According to science, "love" is really just another form of madness. The brain in love undergoes similar changes, from the rational to the irrational, and the resulting pheromone chemical soup can look a lot like insanity.
Dearborn-native and author R.J. Fox isn't likely to debate that. It took all of twenty minutes for him to fall in love with a foreign exchange student he spotted in a line for an amusement park ride. When she returned to her native Ukraine, he followed with an engagement ring in his pocket. More madness ensued.
In his memoir Love and Vodka: My Surreal Adventures in Ukraine (Fish Out of Water Books, October 2015), Fox recounts that initial meeting with Katya, and the trip to Ukraine a year later to bring her back to the States as his wife. His adventures in Ukraine as he works up the nerve to propose and earn the blessing of Katya’s family are both outrageous and hilarious.
Babushka-wearing old women curse him, snarl at and chase him, and threaten to splatter him with bleach. Well-meaning hosts force vodka on him in toast after toast that he can't decline for fear of giving offense.
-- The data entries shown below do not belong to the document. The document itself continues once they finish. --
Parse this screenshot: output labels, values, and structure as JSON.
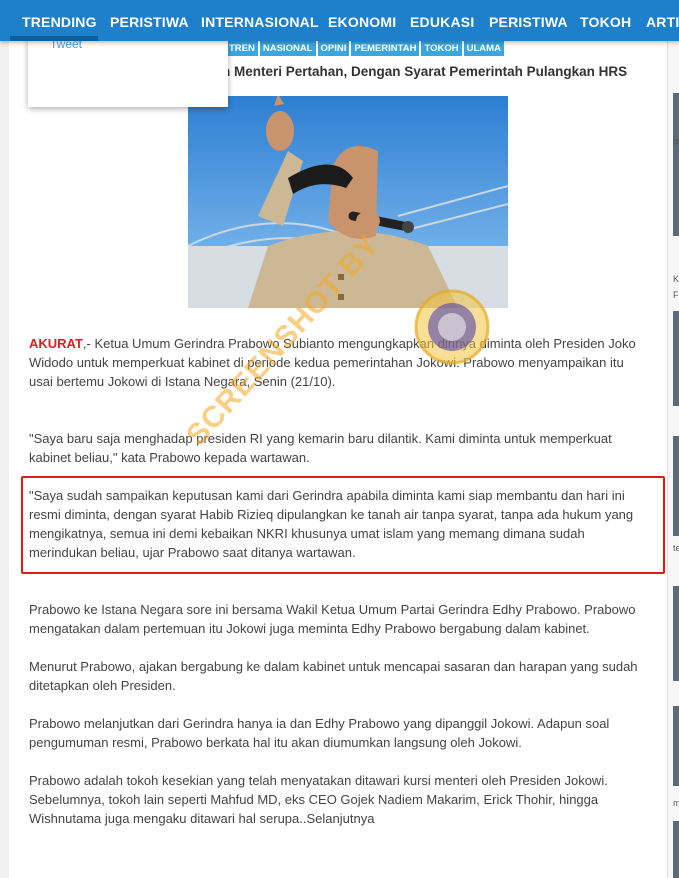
{
  "nav": {
    "items": [
      "TRENDING",
      "PERISTIWA",
      "INTERNASIONAL",
      "EKONOMI",
      "EDUKASI",
      "PERISTIWA",
      "TOKOH",
      "ARTI"
    ]
  },
  "share": {
    "tweet": "Tweet"
  },
  "tags": [
    "TREN",
    "NASIONAL",
    "OPINI",
    "PEMERINTAH",
    "TOKOH",
    "ULAMA"
  ],
  "headline": "h Menteri Pertahan, Dengan Syarat Pemerintah Pulangkan HRS",
  "article": {
    "lead_word": "AKURAT",
    "p1": ",- Ketua Umum Gerindra Prabowo Subianto mengungkapkan dirinya diminta oleh Presiden Joko Widodo untuk memperkuat kabinet di periode kedua pemerintahan Jokowi. Prabowo menyampaikan itu usai bertemu Jokowi di Istana Negara, Senin (21/10).",
    "p2": "\"Saya baru saja menghadap presiden RI yang kemarin baru dilantik. Kami diminta untuk memperkuat kabinet beliau,\" kata Prabowo kepada wartawan.",
    "p3": "\"Saya sudah sampaikan keputusan kami dari Gerindra apabila diminta kami siap membantu dan hari ini resmi diminta, dengan syarat Habib Rizieq dipulangkan ke tanah air tanpa syarat, tanpa ada hukum yang mengikatnya, semua ini demi kebaikan NKRI khusunya umat islam yang memang dimana sudah merindukan beliau, ujar Prabowo saat ditanya wartawan.",
    "p4": "Prabowo ke Istana Negara sore ini bersama Wakil Ketua Umum Partai Gerindra Edhy Prabowo. Prabowo mengatakan dalam pertemuan itu Jokowi juga meminta Edhy Prabowo bergabung dalam kabinet.",
    "p5": "Menurut Prabowo, ajakan bergabung ke dalam kabinet untuk mencapai sasaran dan harapan yang sudah ditetapkan oleh Presiden.",
    "p6": "Prabowo melanjutkan dari Gerindra hanya ia dan Edhy Prabowo yang dipanggil Jokowi. Adapun soal pengumuman resmi, Prabowo berkata hal itu akan diumumkan langsung oleh Jokowi.",
    "p7": "Prabowo adalah tokoh kesekian yang telah menyatakan ditawari kursi menteri oleh Presiden Jokowi. Sebelumnya, tokoh lain seperti Mahfud MD, eks CEO Gojek Nadiem Makarim, Erick Thohir, hingga Wishnutama juga mengaku ditawari hal serupa..Selanjutnya"
  },
  "watermark": "SCREENSHOT BY",
  "sidebar_chars": [
    "P",
    "K",
    "F",
    "te",
    "m"
  ],
  "colors": {
    "nav": "#1e7fcb",
    "highlight": "#e3171c",
    "lead": "#e31b23",
    "tag": "#3aa6e0"
  }
}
They lead to drunken stupors, cold outdoor showers, and barefoot walks across sharp rocks in his underwear. Along the way, Fox learns about a culture and a world far different than his own. Surrounded by its traditions and people, he finds himself in comical situations but also learns lessons about himself, love, and home.
What's stayed with him from that maddening journey, Fox says, is “...the immersive experience of being in a whole other world than the one I know. Out in public, people had a distrust toward me because I was not from Ukraine. This was in 2001, so not too far removed from the Soviet years when Ukraine was the center of missile-building during the Cold War. The distrust — it was the closest to feeling discriminated against that I’d ever known in my lifetime.”
But in inner circles of what would increasingly become family, Fox found warmth, love, and connection, not unlike what one would find in any family anywhere. It was all liberally christened with yet more vodka. Although the resulting marriage would last only eight years (Fox is now remarried with two children) he holds the memories of his Ukraine adventure close to his heart.
Fox's memoir Love and Vodka: My Surreal Adventures in Ukraine is the first book issued by a new Ann Arbor-based publisher, Fish Out of Water, run by Jon and Laurie Wilson.